巨人・戸郷 復帰星ならず 連勝ストップで痛恨3差「1球の怖さをまた改めて知った」打線も沈黙…完封負けで遠のく虎の背中
「巨人0-3中日」(8日、東京ドーム)
悔やみきれない1球に、巨人・戸郷翔征投手は唇をかんだ。どんな熱投も仲間を救えなかった現実と向き合うことがエースの性だ。「1球の怖さをまた改めて知った。いいゲームは作れましたけど、やっぱりホームランを打たれているようじゃダメかなと思います」。1球に泣いた。

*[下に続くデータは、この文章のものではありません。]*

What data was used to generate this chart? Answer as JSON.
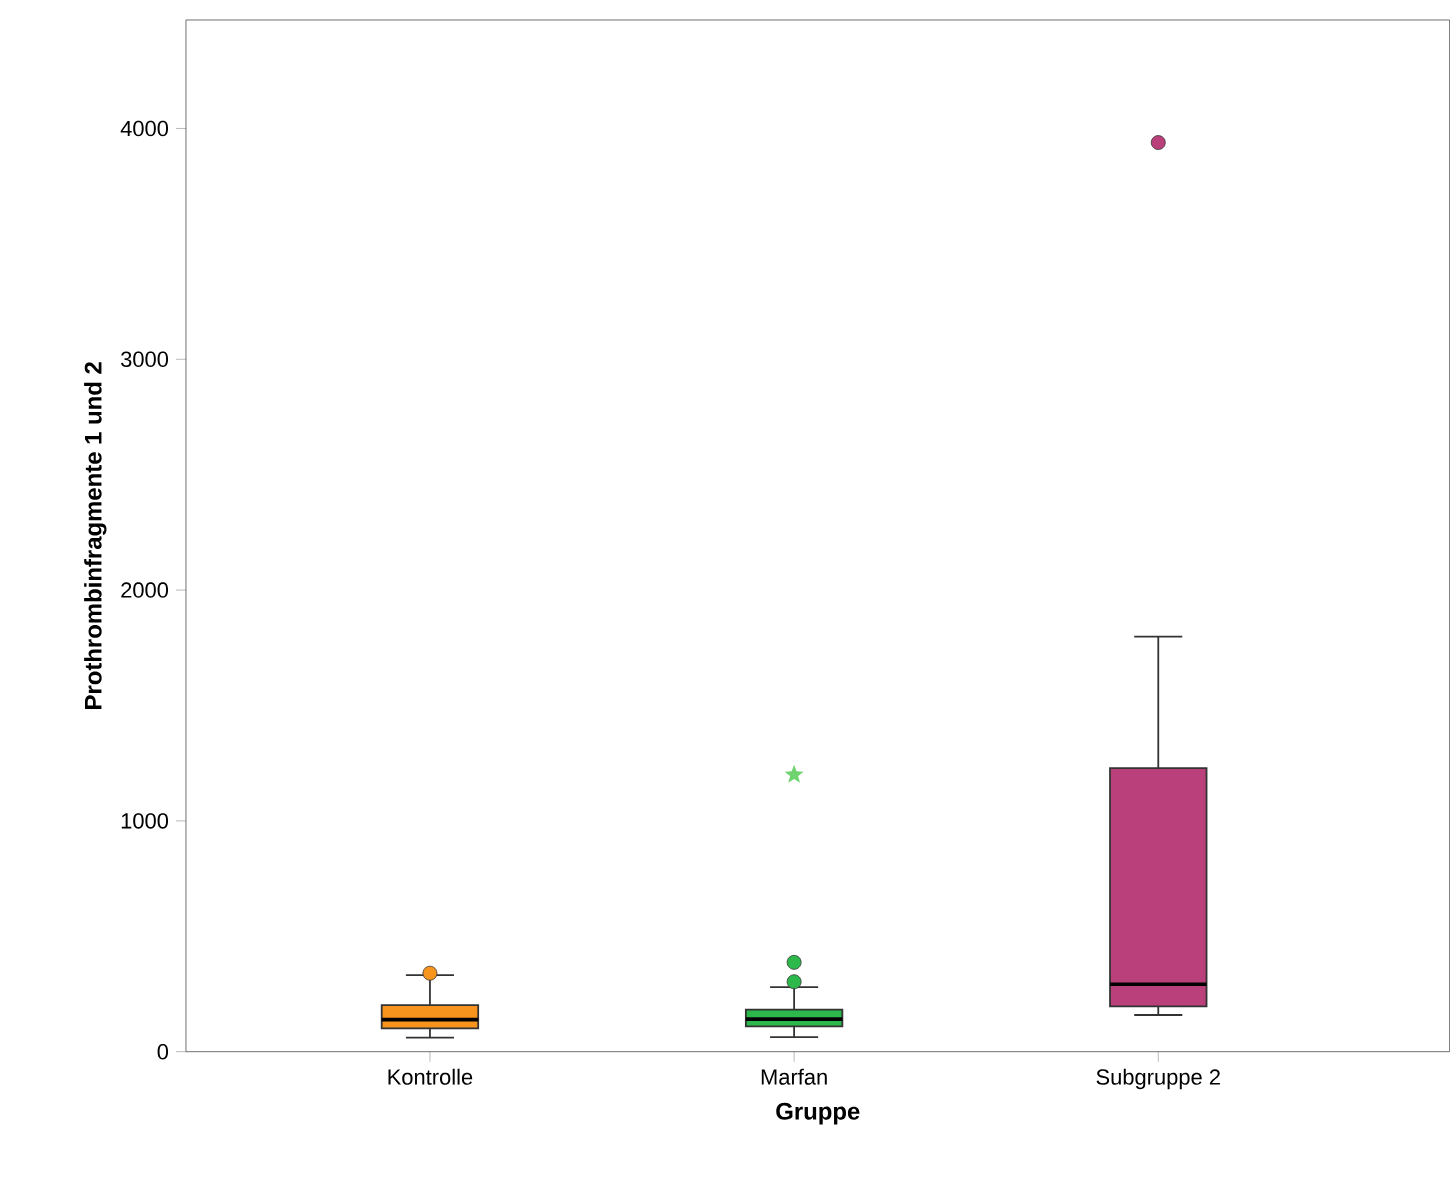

四回だ。1死から三塁・石塚が打球をファンブルした。頭を下げる後輩に、「ピッチャーとして助けてあげたい」と表情は自然と引き締まった。それでも2死一、二塁から中日・岡林に、高めに浮いた直球を振り抜かれる。重すぎる先制3ランだ。「助けなきゃいけなかった。そこの反省はすごくしていますし、(石塚は)気負わないでほしい」と自らを責めた。
ただ、確かな前進もあった。左太もも裏の肉離れから復帰2戦目で7回4安打3失点(自責0)、111球の結果が次戦への光だ。フォークが本調子ではない中で、右打者への外角直球とスライダーで組み立てていった。自信をつかみ、橋上監督代行も「前回に比べれば、さらに良くなっている。内容的には非常に良かった」と評価した。
零封負けで首位・阪神との差は3に広がった。杉内投手チーフコーチは「もう勝つしかないので。あまりね他力を期待することなく、自力でいけるようにやっていくしかない」と腹を決める。残り18試合。逆転Vを狙うミラクルセプテンバーへ。ただの黒星では終わらせない。